6. The vascular filter system of claim 5, wherein a capture profile of the filter is determined according to a size of each of the plurality of openings at the distal end of the filter.

7. The vascular filter system of claim 6, wherein the size of each of the plurality of openings at the distal end of the filter ranges from 50 μm to 200 μm.

8. The vascular filter system of claim 7, wherein the filter is radiopaque.

9. The vascular filter system of claim 8, wherein increasing a surface area of the filter increases the radiopacity of the filter.

10. The vascular filter system of claim 8, wherein the filter is further comprised of a thin film.

11. The vascular filter system of claim 10, wherein the thin film is comprised of biocompatible Nitinol.

12. The vascular filter system of claim 10, wherein the thin film is comprised of any of the group of biocompatible materials consisting of metals, metal alloys, textiles, polymers and composites.

13. The vascular filter system of claim 11, wherein the filter is further comprised of a shape memory metal.

14. The vascular filter system of claim 13, wherein the filter is further comprised of a super eleastic or Martensitic shape memory metal.

15. The vascular filter system of claim 14, wherein the filter is comprised of a nickel titanium alloy with about 50 to 60 weight percent nickel.

16. The vascular filter system of claim 13, wherein the frame is comprised of the shape memory metal.

17. The vascular filter system of claim 16, wherein the filter slides over the frame.

18. The vascular filter system of claim 16, wherein the frame and filter are connected.

19. The vascular filter system of claim 2, wherein the filter and frame are attached to the catheter delivery system such that retracting the sheath deploys the filter and frame.

20. The vascular filter system of claim 2, wherein the catheter delivery system further comprises a frame guidewire having the frame at an end thereof, and a tubular filter guidewire with the filter at an end thereof, the frame guidewire nestable within the tubular filter guidewire as deployment of the filter and frame occurs.

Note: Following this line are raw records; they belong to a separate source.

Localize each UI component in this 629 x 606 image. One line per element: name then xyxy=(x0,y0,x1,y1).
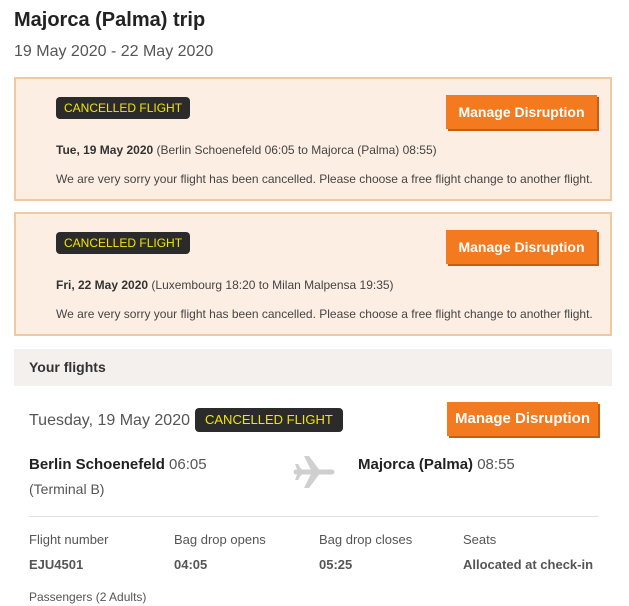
alert-flight-route: (Berlin Schoenefeld 06:05 to Majorca (Pa… xyxy=(153,143,437,157)
alert-flight-details: Tue, 19 May 2020 (Berlin Schoenefeld 06:… xyxy=(56,143,437,157)
departure-time: 06:05 xyxy=(164,456,207,473)
flight-number-label: Flight number xyxy=(29,532,109,547)
passengers-count: Passengers (2 Adults) xyxy=(29,590,147,604)
alert-flight-date: Tue, 19 May 2020 xyxy=(56,143,154,157)
alert-message: We are very sorry your flight has been c… xyxy=(56,172,593,186)
disruption-alert: CANCELLED FLIGHT Manage Disruption Tue, … xyxy=(14,77,612,201)
manage-disruption-button[interactable]: Manage Disruption xyxy=(446,95,597,129)
cancelled-flight-badge: CANCELLED FLIGHT xyxy=(56,97,191,119)
alert-message: We are very sorry your flight has been c… xyxy=(56,307,593,321)
flight-date: Tuesday, 19 May 2020 xyxy=(29,412,190,429)
departure: Berlin Schoenefeld 06:05 xyxy=(29,456,207,473)
arrival-time: 08:55 xyxy=(473,456,515,473)
divider xyxy=(29,516,598,517)
bag-drop-opens-value: 04:05 xyxy=(174,557,208,572)
arrival-airport: Majorca (Palma) xyxy=(358,456,474,473)
alert-flight-details: Fri, 22 May 2020 (Luxembourg 18:20 to Mi… xyxy=(56,278,394,292)
cancelled-flight-badge: CANCELLED FLIGHT xyxy=(56,232,191,254)
bag-drop-closes-value: 05:25 xyxy=(319,557,353,572)
cancelled-flight-badge: CANCELLED FLIGHT xyxy=(195,408,343,432)
bag-drop-opens-label: Bag drop opens xyxy=(174,532,266,547)
disruption-alert: CANCELLED FLIGHT Manage Disruption Fri, … xyxy=(14,212,612,336)
trip-title: Majorca (Palma) trip xyxy=(14,9,206,31)
departure-airport: Berlin Schoenefeld xyxy=(29,456,165,473)
alert-flight-route: (Luxembourg 18:20 to Milan Malpensa 19:3… xyxy=(148,278,394,292)
flight-number-value: EJU4501 xyxy=(29,557,84,572)
manage-disruption-button[interactable]: Manage Disruption xyxy=(447,402,598,436)
trip-dates: 19 May 2020 - 22 May 2020 xyxy=(14,43,214,60)
bag-drop-closes-label: Bag drop closes xyxy=(319,532,413,547)
seats-value: Allocated at check-in xyxy=(463,557,594,572)
departure-terminal: (Terminal B) xyxy=(29,481,105,497)
arrival: Majorca (Palma) 08:55 xyxy=(358,456,515,473)
alert-flight-date: Fri, 22 May 2020 xyxy=(56,278,149,292)
manage-disruption-button[interactable]: Manage Disruption xyxy=(446,230,597,264)
seats-label: Seats xyxy=(463,532,497,547)
airplane-icon xyxy=(292,452,336,492)
your-flights-header: Your flights xyxy=(14,349,612,386)
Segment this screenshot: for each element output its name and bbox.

21. The vascular filter system of claim 20, wherein the frame is withdrawable through the tubular filter guidewire after deployment of the frame and filter.

22. The vascular filter system of claim 21, wherein the filter is withdrawable through the tubular filter guidewire after withdrawal of the frame and capture of embolic material.

23. A method of deploying a vascular filter system comprising:

attaching a vascular filter and frame to a catheter delivery device, the catheter delivery device including a sheath;

inserting the catheter delivery device to an intended site through the vasculature of a patient;

retracting the sheath to deploy the filter and the frame; and

capturing embolic material in the filter.

24. The method of claim 23, further comprising:

radially supporting the filter opposite walls of the intended site by deployment of the frame.

25. The method of claim 24, further comprising utilizing blood flow to support the filter opposite the walls of the intended site.

26. The method of claim 24, wherein the filter and frame are comprised of biocompatible shape memory materials.

27. The method of claim 24, wherein the filter is deployed first.

28. The method of claim 24, wherein the frame is deployed first.

29. The method of claim 24, further comprising:

providing a catheter delivery device having a frame guidewire with the frame at an end thereof, and a tubular filter guidewire with the filter at an end thereof, the frame guidewire nestable within the tubular filter guidewire;

inserting the catheter with nested frame and filter guidewires to the intended site;

retracting the sheath to deploy the filter and frame at the intended site;

withdrawing the frame and frame guidewire through the tubular filter guidewire;

capturing embolic material in the filter; and

withdrawing the filter and tubular filter guidewire.